To protect cardholders and personal information, organizations must not only employ best practices, but they must also pay to have themselves audited. This seems fair, I suppose. I also respect that this is not a rigid set of
requirements, but a yielding and forgiving one. It makes sense to temper things with a bit of reality. Still, it is not a standard, in my mind.
If a platform is ever able to say it is PCI compliant (or more likely, a framework), it would be very interesting. To build a framework so that departure from these guidelines is impossible would seem an attractive project for someone.
I am all for complaince, and I am all for standards, but I simply do not believe that PCI Compliance is a gauge against a standard. Advice: get audited by a PCI Consultant early. Let them tell you what they need.

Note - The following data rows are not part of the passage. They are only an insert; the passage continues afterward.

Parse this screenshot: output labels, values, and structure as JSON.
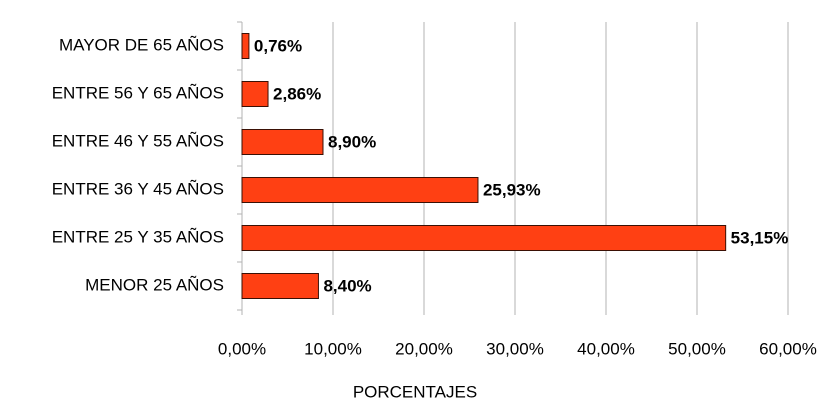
{
  "chart_data": {
    "type": "bar",
    "orientation": "horizontal",
    "x_label": "PORCENTAJES",
    "categories": [
      "MAYOR DE 65 AÑOS",
      "ENTRE 56 Y 65 AÑOS",
      "ENTRE 46 Y 55 AÑOS",
      "ENTRE 36 Y 45 AÑOS",
      "ENTRE 25 Y 35 AÑOS",
      "MENOR 25 AÑOS"
    ],
    "values": [
      0.76,
      2.86,
      8.9,
      25.93,
      53.15,
      8.4
    ],
    "value_labels": [
      "0,76%",
      "2,86%",
      "8,90%",
      "25,93%",
      "53,15%",
      "8,40%"
    ],
    "color": "#ff4013",
    "xlim": [
      0,
      60
    ],
    "xticks": [
      {
        "value": 0,
        "label": "0,00%"
      },
      {
        "value": 10,
        "label": "10,00%"
      },
      {
        "value": 20,
        "label": "20,00%"
      },
      {
        "value": 30,
        "label": "30,00%"
      },
      {
        "value": 40,
        "label": "40,00%"
      },
      {
        "value": 50,
        "label": "50,00%"
      },
      {
        "value": 60,
        "label": "60,00%"
      }
    ],
    "grid": true
  }
}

It may be less than you would do on your own and the money you spend on them will be money you save internally (lower project TCO). And as always, best practices in your SDLC and intelligent (common sense) design and architecture will be more valuable than whatever cute name you give your process.
AJ Ayer called something that could not be proven true or false “nonsensical”, but I think this is a little different than that. PCI Consultants need to be honest and earnest or they will have no authority. The intent, and the discipline, is valuable here, and I dig that very much.